A better solution would be to write some code that is flexible enough to be used in any project, at any part of the workflow, with any of document data available. This would allow you to classify or merge documents on any number of criteria and quickly fix those problem documents that would be time consuming or impossible to handle with the built-in Ephesoft features. With the previous invoice example, we could simply have this code run after key value extraction and merge all consecutive invoices with the same invoice number and call it good.


Luckily, this code has already been written!


Features and Usage


First the code goes through all the documents in a batch and checks them against a set of criteria. The document is reclassified to the document type specified in the rule with the highest priority that meets all the criteria.
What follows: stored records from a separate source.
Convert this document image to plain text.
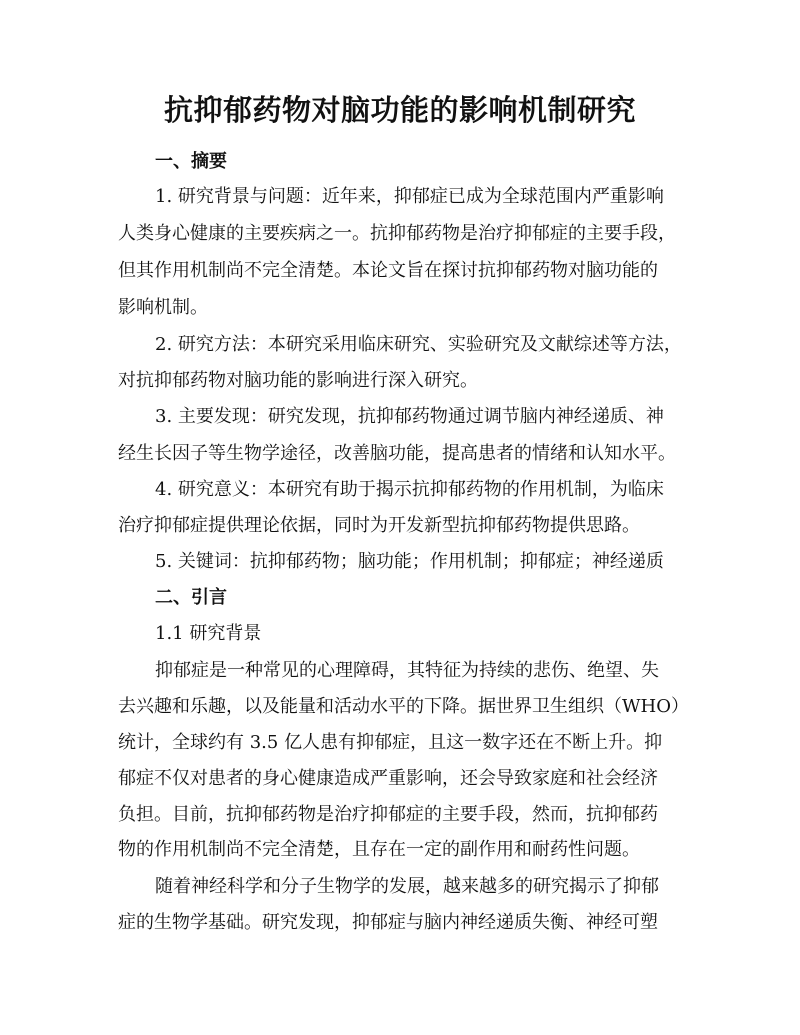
抗抑郁药物对脑功能的影响机制研究
一、摘要
1. 研究背景与问题：近年来，抑郁症已成为全球范围内严重影响
人类身心健康的主要疾病之一。抗抑郁药物是治疗抑郁症的主要手段，
但其作用机制尚不完全清楚。本论文旨在探讨抗抑郁药物对脑功能的
影响机制。
2. 研究方法：本研究采用临床研究、实验研究及文献综述等方法，
对抗抑郁药物对脑功能的影响进行深入研究。
3. 主要发现：研究发现，抗抑郁药物通过调节脑内神经递质、神
经生长因子等生物学途径，改善脑功能，提高患者的情绪和认知水平。
4. 研究意义：本研究有助于揭示抗抑郁药物的作用机制，为临床
治疗抑郁症提供理论依据，同时为开发新型抗抑郁药物提供思路。
5. 关键词：抗抑郁药物；脑功能；作用机制；抑郁症；神经递质
二、引言
1.1 研究背景
抑郁症是一种常见的心理障碍，其特征为持续的悲伤、绝望、失
去兴趣和乐趣，以及能量和活动水平的下降。据世界卫生组织（WHO）
统计，全球约有 3.5 亿人患有抑郁症，且这一数字还在不断上升。抑
郁症不仅对患者的身心健康造成严重影响，还会导致家庭和社会经济
负担。目前，抗抑郁药物是治疗抑郁症的主要手段，然而，抗抑郁药
物的作用机制尚不完全清楚，且存在一定的副作用和耐药性问题。
随着神经科学和分子生物学的发展，越来越多的研究揭示了抑郁
症的生物学基础。研究发现，抑郁症与脑内神经递质失衡、神经可塑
Next, all consecutive documents are compared against a set of merging rules. If the document pair meets all the criteria, then the documents are merged together.

  • Configurable via XML

  • The same configuration files can be re-used at multiple steps if needed

  • Configuration files can be re-used and tweaked for similar projects

  • Exposes handy batch/document data

  • Document Type

  • Page Level Field values

  • Document Level Field values

  • Email Headers

  • Original File Name

  • Drop Folder Path

  • OCR Data

  • Supports multiple criteria per rule

  • Rule prioritization

  • Operators

  • Same - consecutive documents are the same type or have the same value

  • Distance - a value is within a Levenshtein distance of another value

  • Equals/Not Equals - a value equals or doesn't equal another value

  • Matches/Not Matches - a value matches or doesn't match a regular expression

  • Contains/Not Contains - a value contains or doesn't contains another value

  • Starts/ends with - a value starts or ends with another value

  • Has/doesn't have a value


I typically put this in the Document Assembler, Extraction, and Export scripts in every project. If I don't end up needing the helpers they can remain turned off in the script configuration. The document assembler script handles the bulk of the classification and merging duties. The extraction script can then classify and merge based on extracted values. And finally the export script can double check that documents look good after an operator has touched them (can often share a configuration with the extraction script).


Code and configuration


The code and base configuration files can be found here: https://gist.github.com/jhotmann/3af8bc2bd1cf367d213f4b1704d0e782


When the script is first run it will also create a properties file in the script-config directory that can be used to turn on/off classification and merging as well as control what XML files the script is using.



Jordan Hotmann, Developer